Klaus Huberg Görg räumte Fehleinschätzungen beim Quelle-Insolvenzverfahren ein. "Wenn man ein Gut für verkäuflich hält, das aber misslingt, ist das klar eine Fehleinschätzung", sagte er der "FAZ". "Ich habe Erwartungen gehegt, die ich nicht erfüllen konnte."

Er habe sich bei den Mitarbeitern in Nürnberg entschuldigt, "obwohl ich keine Schuld empfinde", sagte der Insolvenzverwalter. "Dass Quelle abgewickelt wird, hat mich persönlich sehr enttäuscht und ist meine bislang schwierigste Erfahrung gewesen."

Die Reihen der Kritiker von Görg hatte heute der Verdi-Sekretär Johann Rösch ergänzt.
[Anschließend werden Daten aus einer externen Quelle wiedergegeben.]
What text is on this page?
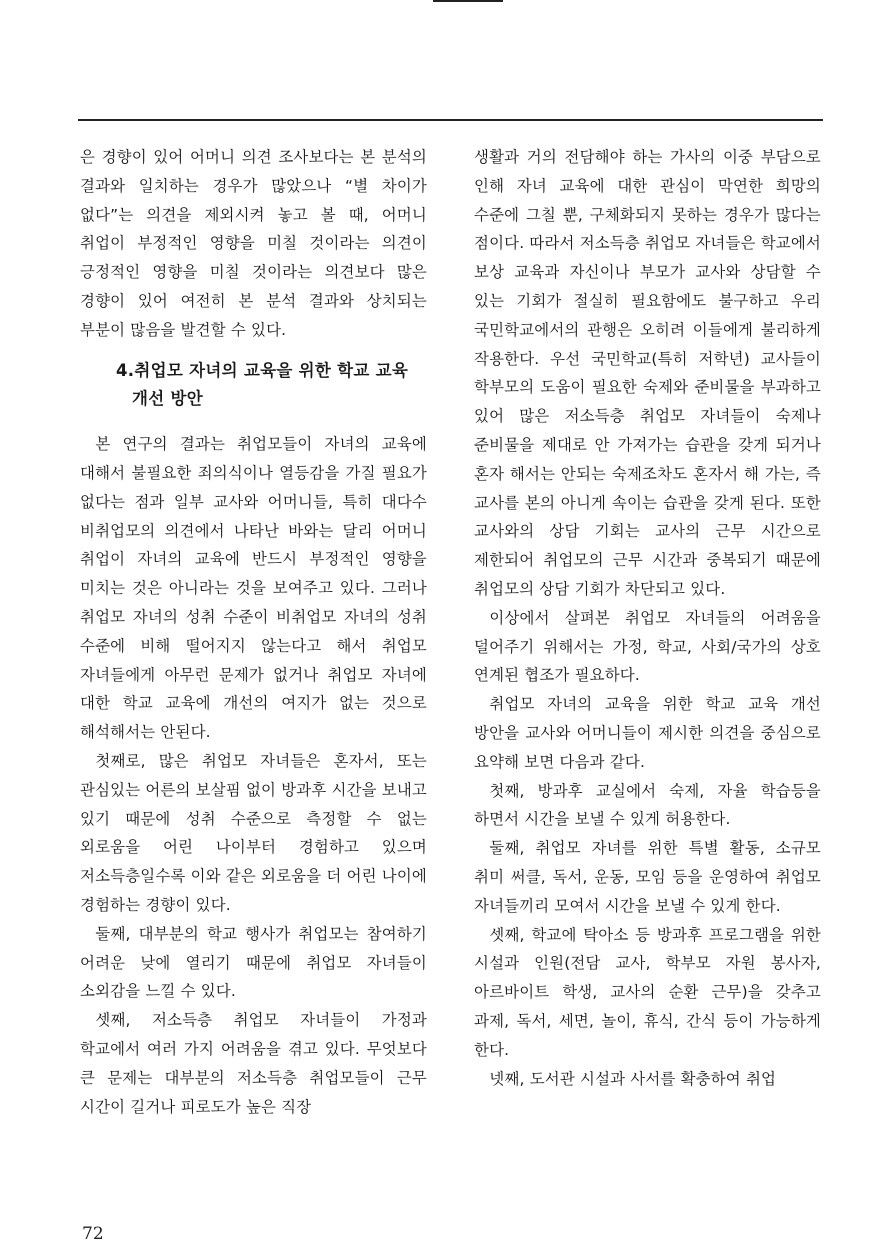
은 경향이 있어 어머니 의견 조사보다는 본 분석의 결과와 일치하는 경우가 많았으나 “별 차이가 없다”는 의견을 제외시켜 놓고 볼 때, 어머니 취업이 부정적인 영향을 미칠 것이라는 의견이 긍정적인 영향을 미칠 것이라는 의견보다 많은 경향이 있어 여전히 본 분석 결과와 상치되는 부분이 많음을 발견할 수 있다.

4.취업모 자녀의 교육을 위한 학교 교육 개선 방안

본 연구의 결과는 취업모들이 자녀의 교육에 대해서 불필요한 죄의식이나 열등감을 가질 필요가 없다는 점과 일부 교사와 어머니들, 특히 대다수 비취업모의 의견에서 나타난 바와는 달리 어머니 취업이 자녀의 교육에 반드시 부정적인 영향을 미치는 것은 아니라는 것을 보여주고 있다. 그러나 취업모 자녀의 성취 수준이 비취업모 자녀의 성취 수준에 비해 떨어지지 않는다고 해서 취업모 자녀들에게 아무런 문제가 없거나 취업모 자녀에 대한 학교 교육에 개선의 여지가 없는 것으로 해석해서는 안된다.

첫째로, 많은 취업모 자녀들은 혼자서, 또는 관심있는 어른의 보살핌 없이 방과후 시간을 보내고 있기 때문에 성취 수준으로 측정할 수 없는 외로움을 어린 나이부터 경험하고 있으며 저소득층일수록 이와 같은 외로움을 더 어린 나이에 경험하는 경향이 있다.

둘째, 대부분의 학교 행사가 취업모는 참여하기 어려운 낮에 열리기 때문에 취업모 자녀들이 소외감을 느낄 수 있다.

셋째, 저소득층 취업모 자녀들이 가정과 학교에서 여러 가지 어려움을 겪고 있다. 무엇보다 큰 문제는 대부분의 저소득층 취업모들이 근무 시간이 길거나 피로도가 높은 직장

생활과 거의 전담해야 하는 가사의 이중 부담으로 인해 자녀 교육에 대한 관심이 막연한 희망의 수준에 그칠 뿐, 구체화되지 못하는 경우가 많다는 점이다. 따라서 저소득층 취업모 자녀들은 학교에서 보상 교육과 자신이나 부모가 교사와 상담할 수 있는 기회가 절실히 필요함에도 불구하고 우리 국민학교에서의 관행은 오히려 이들에게 불리하게 작용한다. 우선 국민학교(특히 저학년) 교사들이 학부모의 도움이 필요한 숙제와 준비물을 부과하고 있어 많은 저소득층 취업모 자녀들이 숙제나 준비물을 제대로 안 가져가는 습관을 갖게 되거나 혼자 해서는 안되는 숙제조차도 혼자서 해 가는, 즉 교사를 본의 아니게 속이는 습관을 갖게 된다. 또한 교사와의 상담 기회는 교사의 근무 시간으로 제한되어 취업모의 근무 시간과 중복되기 때문에 취업모의 상담 기회가 차단되고 있다.

이상에서 살펴본 취업모 자녀들의 어려움을 덜어주기 위해서는 가정, 학교, 사회/국가의 상호 연계된 협조가 필요하다.

취업모 자녀의 교육을 위한 학교 교육 개선 방안을 교사와 어머니들이 제시한 의견을 중심으로 요약해 보면 다음과 같다.

첫째, 방과후 교실에서 숙제, 자율 학습등을 하면서 시간을 보낼 수 있게 허용한다.

둘째, 취업모 자녀를 위한 특별 활동, 소규모 취미 써클, 독서, 운동, 모임 등을 운영하여 취업모 자녀들끼리 모여서 시간을 보낼 수 있게 한다.

셋째, 학교에 탁아소 등 방과후 프로그램을 위한 시설과 인원(전담 교사, 학부모 자원 봉사자, 아르바이트 학생, 교사의 순환 근무)을 갖추고 과제, 독서, 세면, 놀이, 휴식, 간식 등이 가능하게 한다.

넷째, 도서관 시설과 사서를 확충하여 취업

72
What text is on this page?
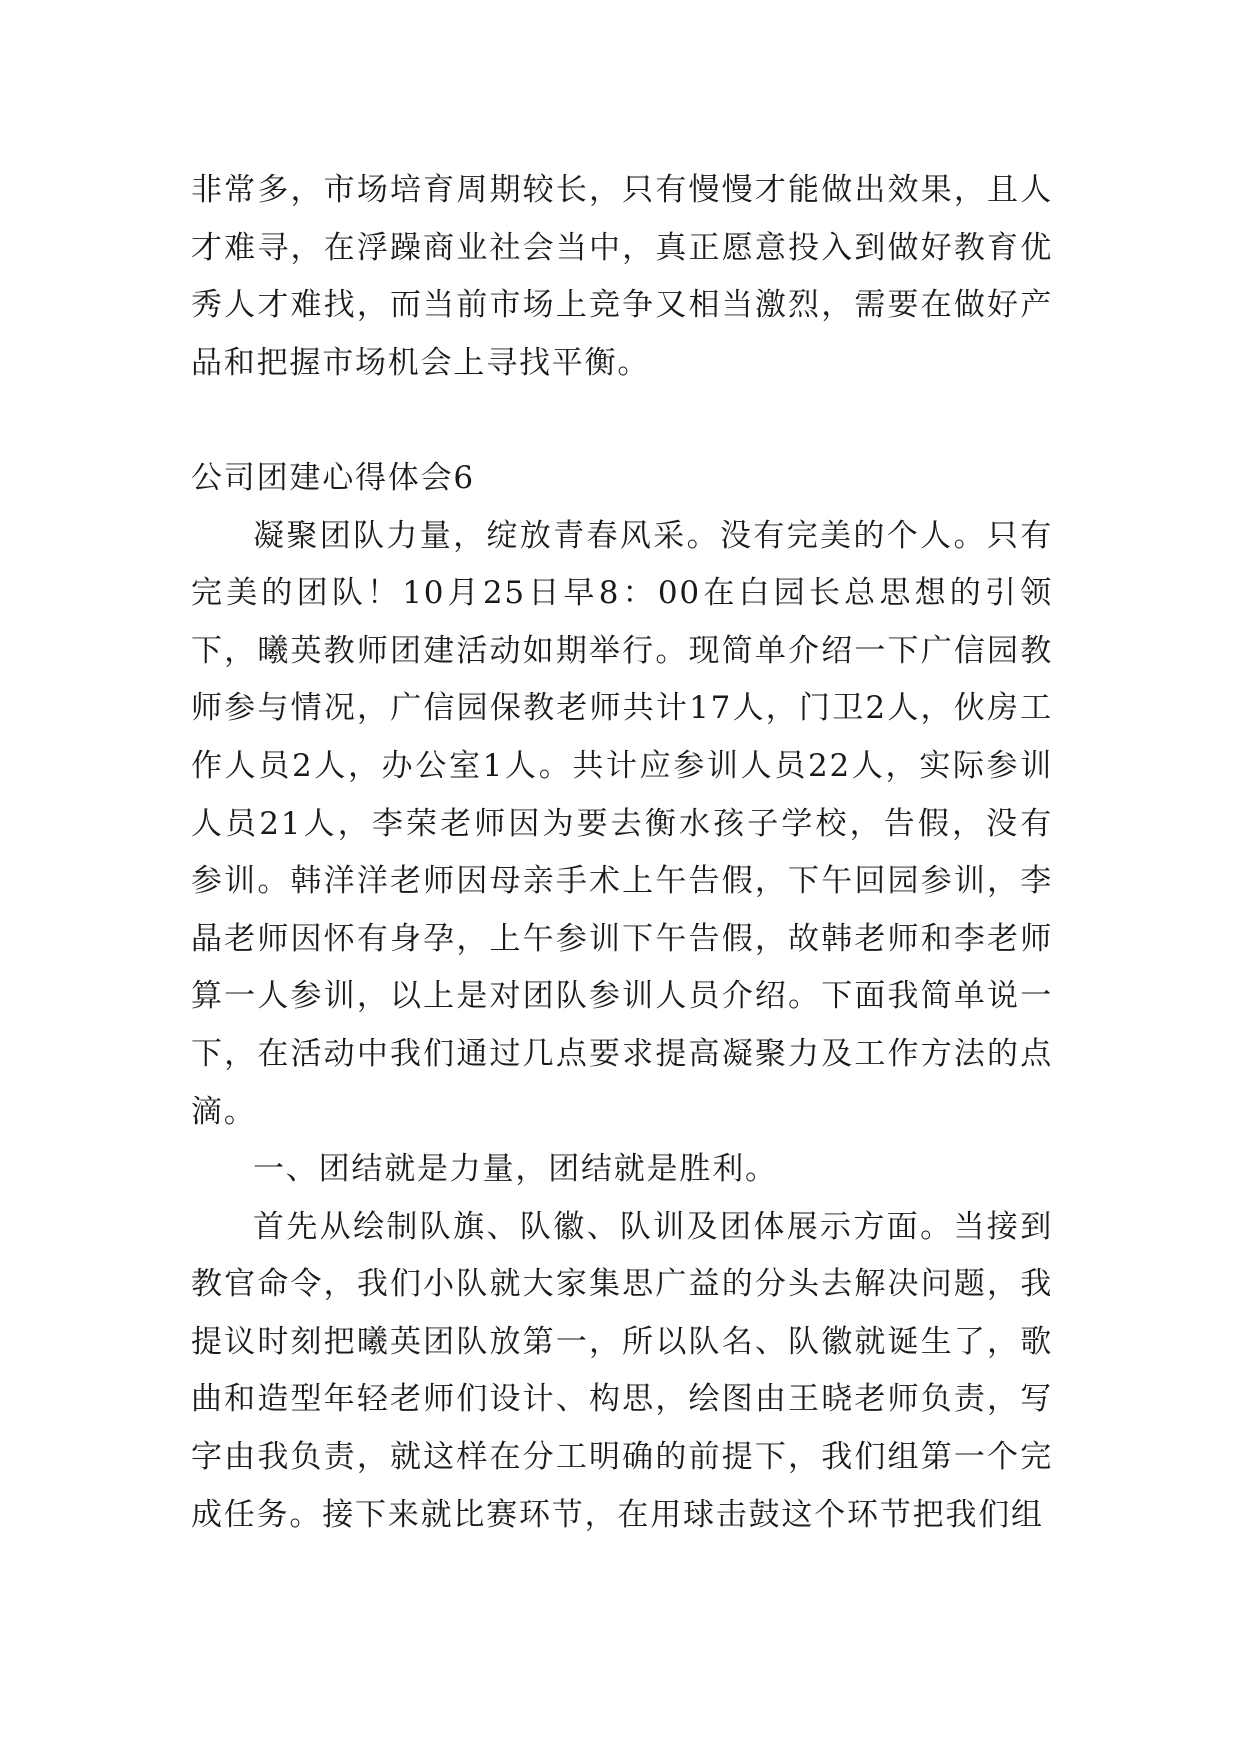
非常多，市场培育周期较长，只有慢慢才能做出效果，且人才难寻，在浮躁商业社会当中，真正愿意投入到做好教育优秀人才难找，而当前市场上竞争又相当激烈，需要在做好产品和把握市场机会上寻找平衡。

公司团建心得体会6

凝聚团队力量，绽放青春风采。没有完美的个人。只有完美的团队！10月25日早8：00在白园长总思想的引领下，曦英教师团建活动如期举行。现简单介绍一下广信园教师参与情况，广信园保教老师共计17人，门卫2人，伙房工作人员2人，办公室1人。共计应参训人员22人，实际参训人员21人，李荣老师因为要去衡水孩子学校，告假，没有参训。韩洋洋老师因母亲手术上午告假，下午回园参训，李晶老师因怀有身孕，上午参训下午告假，故韩老师和李老师算一人参训，以上是对团队参训人员介绍。下面我简单说一下，在活动中我们通过几点要求提高凝聚力及工作方法的点滴。

一、团结就是力量，团结就是胜利。

首先从绘制队旗、队徽、队训及团体展示方面。当接到教官命令，我们小队就大家集思广益的分头去解决问题，我提议时刻把曦英团队放第一，所以队名、队徽就诞生了，歌曲和造型年轻老师们设计、构思，绘图由王晓老师负责，写字由我负责，就这样在分工明确的前提下，我们组第一个完成任务。接下来就比赛环节，在用球击鼓这个环节把我们组
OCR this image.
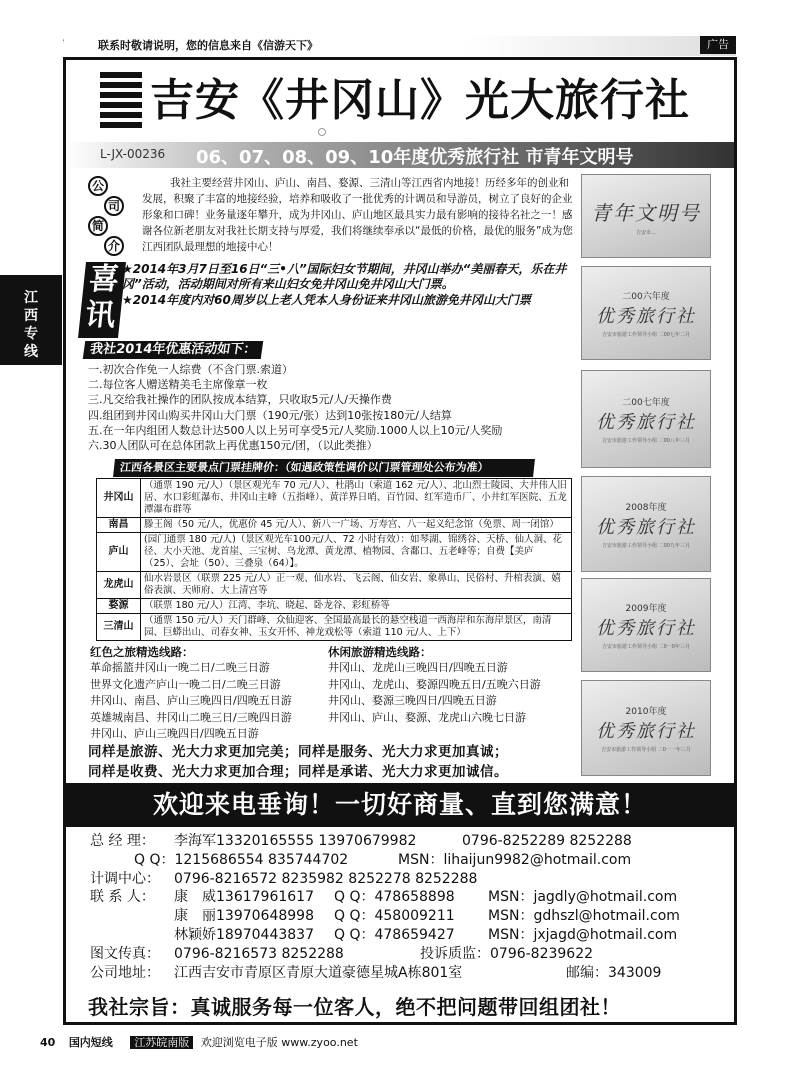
联系时敬请说明，您的信息来自《信游天下》	广告
江西专线
吉安《井冈山》光大旅行社
L-JX-00236 06、07、08、09、10年度优秀旅行社 市青年文明号
公
司
简
介
我社主要经营井冈山、庐山、南昌、婺源、三清山等江西省内地接！历经多年的创业和发展，积聚了丰富的地接经验，培养和吸收了一批优秀的计调员和导游员，树立了良好的企业形象和口碑！业务量逐年攀升，成为井冈山、庐山地区最具实力最有影响的接待名社之一！感谢各位新老朋友对我社长期支持与厚爱，我们将继续奉承以“最低的价格，最优的服务”成为您江西团队最理想的地接中心！
喜讯
★2014年3月7日至16日“三•八”国际妇女节期间，井冈山举办“美丽春天，乐在井冈”活动，活动期间对所有来山妇女免井冈山免井冈山大门票。
★2014年度内对60周岁以上老人凭本人身份证来井冈山旅游免井冈山大门票
我社2014年优惠活动如下：
一.初次合作免一人综费（不含门票.索道）
二.每位客人赠送精美毛主席像章一枚
三.凡交给我社操作的团队按成本结算，只收取5元/人/天操作费
四.组团到井冈山购买井冈山大门票（190元/张）达到10张按180元/人结算
五.在一年内组团人数总计达500人以上另可享受5元/人奖励.1000人以上10元/人奖励
六.30人团队可在总体团款上再优惠150元/团，（以此类推）
江西各景区主要景点门票挂牌价：（如遇政策性调价以门票管理处公布为准）
井冈山	（通票 190 元/人）（景区观光车 70 元/人）、杜鹃山（索道 162 元/人）、北山烈士陵园、大井伟人旧居、水口彩虹瀑布、井冈山主峰（五指峰）、黄洋界日哨、百竹园、红军造币厂、小井红军医院、五龙潭瀑布群等
南昌	滕王阁（50 元/人，优惠价 45 元/人）、新八一广场、万寿宫、八一起义纪念馆（免票、周一闭馆）
庐山	(园门通票 180 元/人)（景区观光车100元/人、72 小时有效）：如琴湖、锦绣谷、天桥、仙人洞、花径、大小天池、龙首崖、三宝树、乌龙潭、黄龙潭、植物园、含鄱口、五老峰等；自费【美庐（25）、会址（50）、三叠泉（64）】。
龙虎山	仙水岩景区（联票 225 元/人）正一观、仙水岩、飞云阁、仙女岩、象鼻山、民俗村、升棺表演、嬉俗表演、天师府、大上清宫等
婺源	（联票 180 元/人）江湾、李坑、晓起、卧龙谷、彩虹桥等
三清山	（通票 150 元/人）天门群峰、众仙迎客、全国最高最长的悬空栈道一西海岸和东海岸景区，南清园、巨蟒出山、司春女神、玉女开怀、神龙戏松等（索道 110 元/人、上下）
红色之旅精选线路：
革命摇篮井冈山一晚二日/二晚三日游
世界文化遗产庐山一晚二日/二晚三日游
井冈山、南昌、庐山三晚四日/四晚五日游
英雄城南昌、井冈山二晚三日/三晚四日游
井冈山、庐山三晚四日/四晚五日游
休闲旅游精选线路：
井冈山、龙虎山三晚四日/四晚五日游
井冈山、龙虎山、婺源四晚五日/五晚六日游
井冈山、婺源三晚四日/四晚五日游
井冈山、庐山、婺源、龙虎山六晚七日游
同样是旅游、光大力求更加完美；同样是服务、光大力求更加真诚；
同样是收费、光大力求更加合理；同样是承诺、光大力求更加诚信。
青年文明号
吉安市...
二00六年度
优秀旅行社
吉安市旅游工作领导小组 二00七年二月
二00七年度
优秀旅行社
吉安市旅游工作领导小组 二00八年三月
2008年度
优秀旅行社
吉安市旅游工作领导小组 二00九年三月
2009年度
优秀旅行社
吉安市旅游工作领导小组 二0一0年三月
2010年度
优秀旅行社
吉安市旅游工作领导小组 二0一一年三月
欢迎来电垂询！一切好商量、直到您满意！
总 经 理： 李海军13320165555 13970679982	0796-8252289 8252288
Q Q：1215686554 835744702	MSN：lihaijun9982@hotmail.com
计调中心： 0796-8216572 8235982 8252278 8252288
联 系 人： 康　威13617961617 Q Q：478658898 MSN：jagdly@hotmail.com
康　丽13970648998 Q Q：458009211 MSN：gdhszl@hotmail.com
林颖娇18970443837 Q Q：478659427 MSN：jxjagd@hotmail.com
图文传真： 0796-8216573 8252288	投诉质监：0796-8239622
公司地址： 江西吉安市青原区青原大道豪德星城A栋801室	邮编：343009
我社宗旨：真诚服务每一位客人，绝不把问题带回组团社！
40 国内短线 江苏皖南版 欢迎浏览电子版 www.zyoo.net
Der Gewerkschafter sagte: "Ich habe Zweifel, wie ernst das gemeint war, Primondo als Ganzes zu verkaufen." Primondo ist die Dachmarke aller Versandaktivitäten des insolventen Arcandor-Konzerns.

"Keine lange Hängepartie"

Nach dem Aus für des Unternehmens will Görg die lukrativen Teile des insolventen Versandhauses möglichst schnell verkaufen. "Eine lange Hängepartie können wir uns nicht leisten", sagte er der "Frankfurter Allgemeinen Zeitung" ("FAZ"/Montag).

Sein Sprecher Thomas Schulz sagte der Deutschen Presse-Agentur dpa, noch in dieser Woche sollten Gespräche mit rund einem Dutzend Interessenten beginnen. Als lukrativ gelten vor allem das Quelle-Auslandsgeschäft, der Einkaufs-TV-Sender HSE24 und der Technische Kundendienst Profectis.

Ziel: Viele Jobs retten

Görg sagte der "FAZ" weiter, es brächten sich nun Interessenten aus dem In- und Ausland ins Spiel, "die teilweise auch auf Schnäppchen hoffen": "Wir sprechen mit ernsthaft interessierten Bietern, die ihr Konzept auch finanzieren können."

Mehrere Investoren interessierten sich für die Quelle-Auslandsgesellschaften in Osteuropa, Österreich und der Schweiz. Drei potenzielle Bieter hätten schon Zugang zu den Daten. Er wolle versuchen, möglichst viele Arbeitsplätze zu retten.